Der Dirigent Philippe Jordan wurde viel gelobt für sein Bayreuther Dirigat. Ungeachtet dessen finde ich seine „Meistersinger“ weithin leichtgewichtig, kraftlos und unstrukturier. Er verschenkt wie die Regie viele Kostbarkeiten der Partitur. Vieles klingt einfach nur routiniert, teilnahmslos, unterbelichtet. Nicht nur bei der Prügelfuge geriet die Balance zwischen Bühne und Graben ziemlich ins Wanken…

 

Und die Sänger? Günther Groissböck war ein grandioser Pogner, Johannes Martin Kränzle als Beckmesser ging in seiner Karikatur weit über das in der Partitur notierte hinaus, auf virtuose Weise, gewiss, aber unerträglich in der antisemtischen Verzerrung der Figur, Anne Schwane-wilms als Eva enttäuschte. Sie war die blasseste Sängerin der Aufführung. Was hat man schon für Evas gehört, in Bayreuth, aber auch anderswo. Wiebke Lehmkuhl als Magdalene trug stets zu dick auf, Klaus Florian Vogt als Ritter Stolzing sang souverän wie immer, aber Abnutzungser-scheinungen seiner Stimme sind leider unüberhörbar. Daniel Behle als David war rollen-deckend, aber nicht mehr. Auch da hatte man schon ganz andere Kaliber gehört.
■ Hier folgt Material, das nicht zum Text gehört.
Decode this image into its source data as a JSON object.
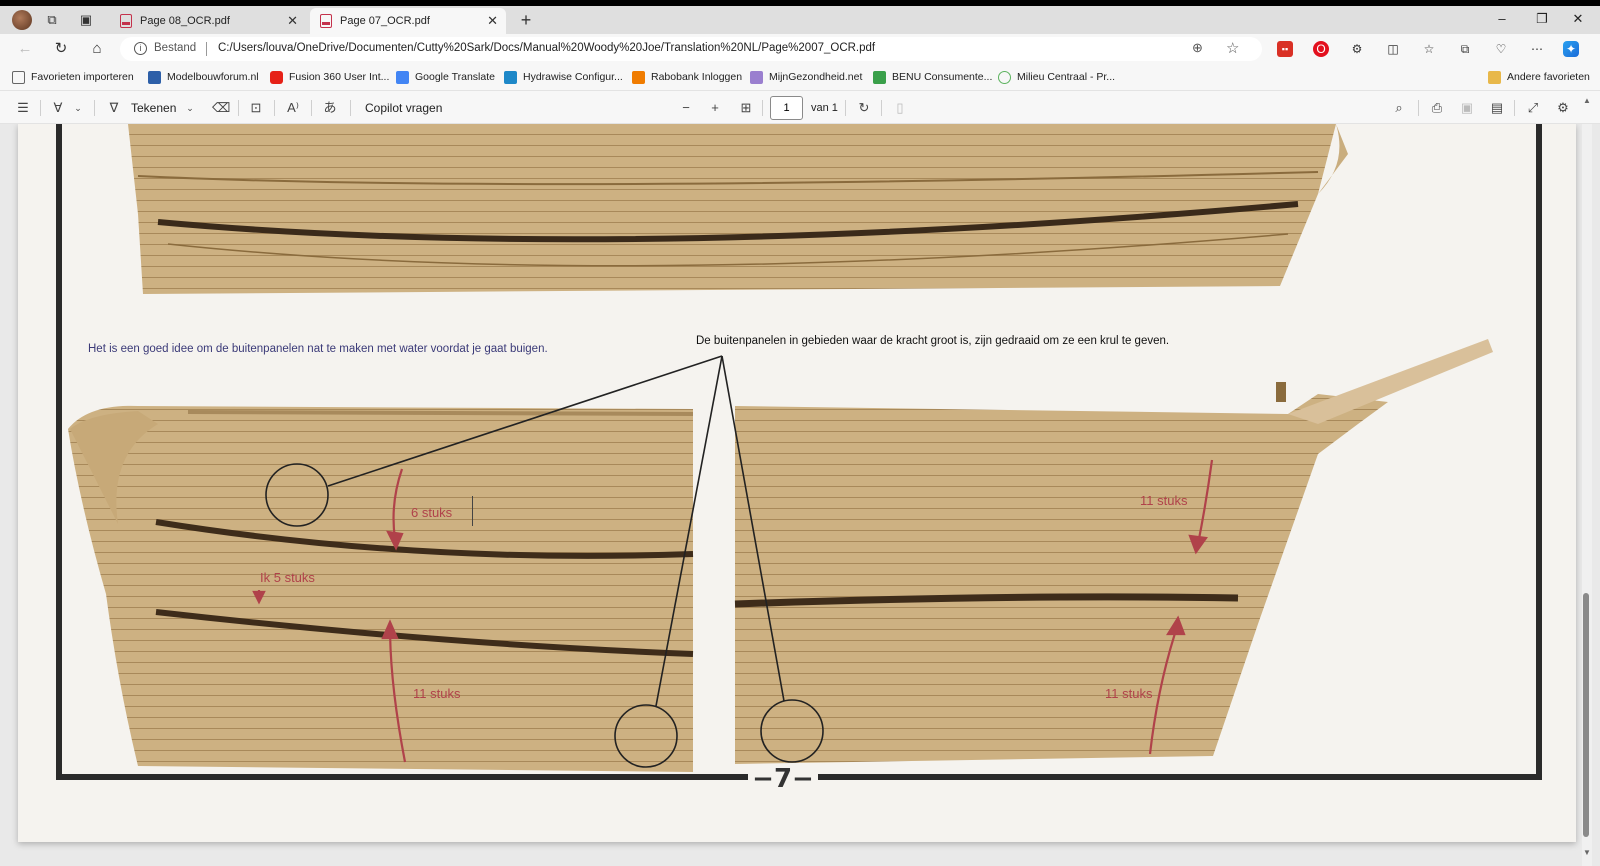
{
  "browser": {
    "tabs": [
      {
        "title": "Page 08_OCR.pdf",
        "active": false
      },
      {
        "title": "Page 07_OCR.pdf",
        "active": true
      }
    ],
    "new_tab": "+",
    "window_controls": {
      "minimize": "–",
      "restore": "❐",
      "close": "✕"
    }
  },
  "address": {
    "site_label": "Bestand",
    "url": "C:/Users/louva/OneDrive/Documenten/Cutty%20Sark/Docs/Manual%20Woody%20Joe/Translation%20NL/Page%2007_OCR.pdf"
  },
  "favorites": [
    {
      "label": "Favorieten importeren",
      "icon": "import-icon",
      "color": "#666666"
    },
    {
      "label": "Modelbouwforum.nl",
      "icon": "ship-icon",
      "color": "#2d5fa8"
    },
    {
      "label": "Fusion 360 User Int...",
      "icon": "youtube-icon",
      "color": "#e62117"
    },
    {
      "label": "Google Translate",
      "icon": "translate-icon",
      "color": "#4285f4"
    },
    {
      "label": "Hydrawise Configur...",
      "icon": "hydrawise-icon",
      "color": "#1e88c8"
    },
    {
      "label": "Rabobank Inloggen",
      "icon": "rabobank-icon",
      "color": "#f07c00"
    },
    {
      "label": "MijnGezondheid.net",
      "icon": "health-icon",
      "color": "#9a7fcf"
    },
    {
      "label": "BENU Consumente...",
      "icon": "benu-icon",
      "color": "#3aa04a"
    },
    {
      "label": "Milieu Centraal - Pr...",
      "icon": "milieu-icon",
      "color": "#5db35f"
    },
    {
      "label": "Andere favorieten",
      "icon": "folder-icon",
      "color": "#e8b84a"
    }
  ],
  "pdf_toolbar": {
    "draw_label": "Tekenen",
    "copilot_label": "Copilot vragen",
    "page_current": "1",
    "page_total_label": "van 1"
  },
  "document": {
    "caption_left": "Het is een goed idee om de buitenpanelen nat te maken met water voordat je gaat buigen.",
    "caption_right": "De buitenpanelen in gebieden waar de kracht groot is, zijn gedraaid om ze een krul te geven.",
    "labels": {
      "left_upper": "6 stuks",
      "left_mid": "Ik 5 stuks",
      "left_lower": "11 stuks",
      "right_upper": "11 stuks",
      "right_lower": "11 stuks"
    },
    "page_number": "−7−"
  },
  "colors": {
    "annotation_red": "#b0424a",
    "wood": "#cdb182",
    "wood_dark": "#9c7c4d",
    "frame": "#2a2a2a"
  }
}
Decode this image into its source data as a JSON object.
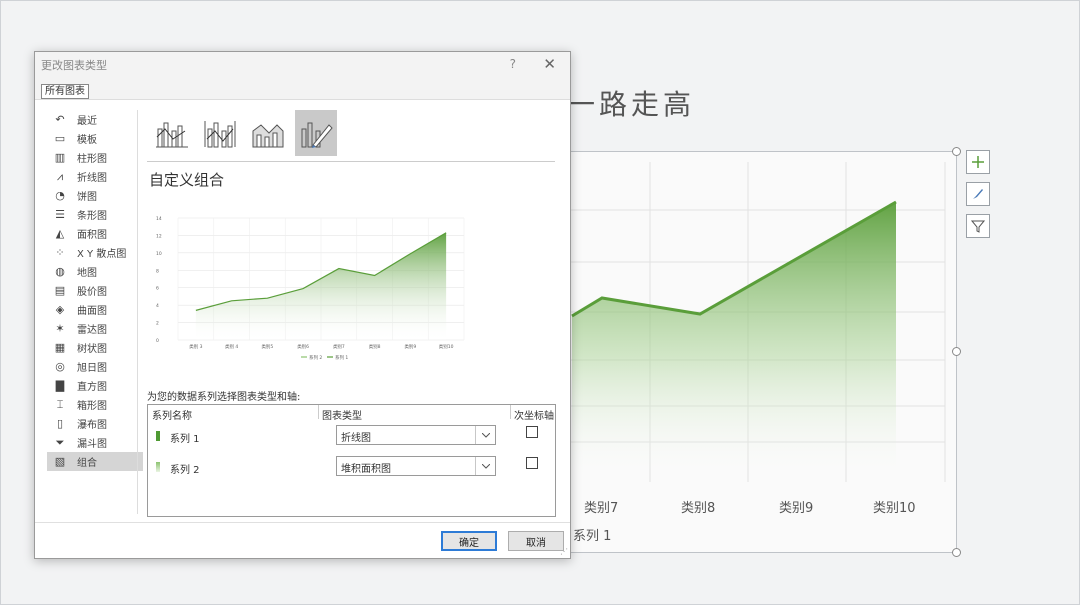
{
  "slide": {
    "title_fragment": "一路走高",
    "x_labels": [
      "类别7",
      "类别8",
      "类别9",
      "类别10"
    ],
    "legend": "系列 1",
    "side_tools": [
      "plus-icon",
      "brush-icon",
      "filter-icon"
    ],
    "line_color": "#5a9e3a"
  },
  "dialog": {
    "title": "更改图表类型",
    "help": "?",
    "close": "✕",
    "tab": "所有图表",
    "nav": [
      {
        "label": "最近",
        "icon": "recent-icon"
      },
      {
        "label": "模板",
        "icon": "template-icon"
      },
      {
        "label": "柱形图",
        "icon": "column-chart-icon"
      },
      {
        "label": "折线图",
        "icon": "line-chart-icon"
      },
      {
        "label": "饼图",
        "icon": "pie-chart-icon"
      },
      {
        "label": "条形图",
        "icon": "bar-chart-icon"
      },
      {
        "label": "面积图",
        "icon": "area-chart-icon"
      },
      {
        "label": "X Y 散点图",
        "icon": "scatter-chart-icon"
      },
      {
        "label": "地图",
        "icon": "map-chart-icon"
      },
      {
        "label": "股价图",
        "icon": "stock-chart-icon"
      },
      {
        "label": "曲面图",
        "icon": "surface-chart-icon"
      },
      {
        "label": "雷达图",
        "icon": "radar-chart-icon"
      },
      {
        "label": "树状图",
        "icon": "treemap-chart-icon"
      },
      {
        "label": "旭日图",
        "icon": "sunburst-chart-icon"
      },
      {
        "label": "直方图",
        "icon": "histogram-chart-icon"
      },
      {
        "label": "箱形图",
        "icon": "box-chart-icon"
      },
      {
        "label": "瀑布图",
        "icon": "waterfall-chart-icon"
      },
      {
        "label": "漏斗图",
        "icon": "funnel-chart-icon"
      },
      {
        "label": "组合",
        "icon": "combo-chart-icon",
        "active": true
      }
    ],
    "subtype_title": "自定义组合",
    "series_caption": "为您的数据系列选择图表类型和轴:",
    "table_headers": {
      "name": "系列名称",
      "type": "图表类型",
      "secondary": "次坐标轴"
    },
    "series": [
      {
        "name": "系列 1",
        "chart_type": "折线图",
        "swatch": "#4f9a33",
        "secondary": false
      },
      {
        "name": "系列 2",
        "chart_type": "堆积面积图",
        "swatch": "#8cc370",
        "secondary": false
      }
    ],
    "ok": "确定",
    "cancel": "取消"
  },
  "chart_data": {
    "type": "area",
    "categories": [
      "类别 3",
      "类别 4",
      "类别5",
      "类别6",
      "类别7",
      "类别8",
      "类别9",
      "类别10"
    ],
    "series": [
      {
        "name": "系列 2",
        "values": [
          3.4,
          4.5,
          4.8,
          5.9,
          8.2,
          7.4,
          9.9,
          12.3
        ]
      },
      {
        "name": "系列 1",
        "values": [
          3.4,
          4.5,
          4.8,
          5.9,
          8.2,
          7.4,
          9.9,
          12.3
        ]
      }
    ],
    "ylim": [
      0,
      14
    ],
    "yticks": [
      0,
      2,
      4,
      6,
      8,
      10,
      12,
      14
    ],
    "legend_position": "bottom",
    "grid": true
  }
}
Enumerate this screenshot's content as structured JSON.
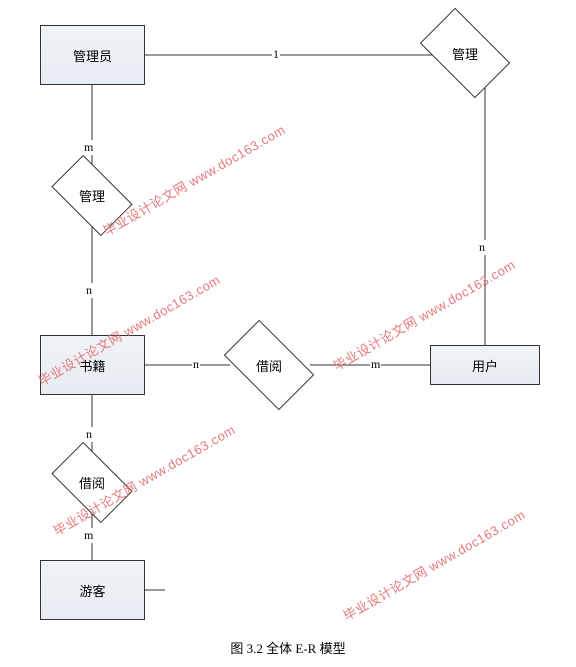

Zurecht gefeiert wurde Michael Volle als nobler, stets wortverständlich artikulierender Sachs.

 

Fazit, musikalisch-sängerisch nicht durchweg „erste Sahne“, wie man so sagt. Inszenatorisch ein verwirrendes, teilweise faszinierendes, aber auch immer wieder befremdendes, in seiner Respektlosigkeit uns Willkür verärgerndes theatralisches Kaleidoskop, das für den „normalen“ Zuschauer (der das Stück nicht genau kennt) wohl ein Rätsel bleiben dürfte in seinem Beziehungszauber. Es bezeugt zwar Koskys Intelligenz. Aber das Werk bleibt auf der Strecke. Und mit Lachen allein kommt man ihm nicht bei. Aber für die meisten Zuschauer blieb es beim Lachen… Zumindest im ersten Akt.

 

Bayreuth ist endgültig in der Spaßgesellschaft angekommen. Mit dem, was Richard Wagner einst vorschwebte, jener "Utopie der Alternative", hat es nichts mehr zu tun.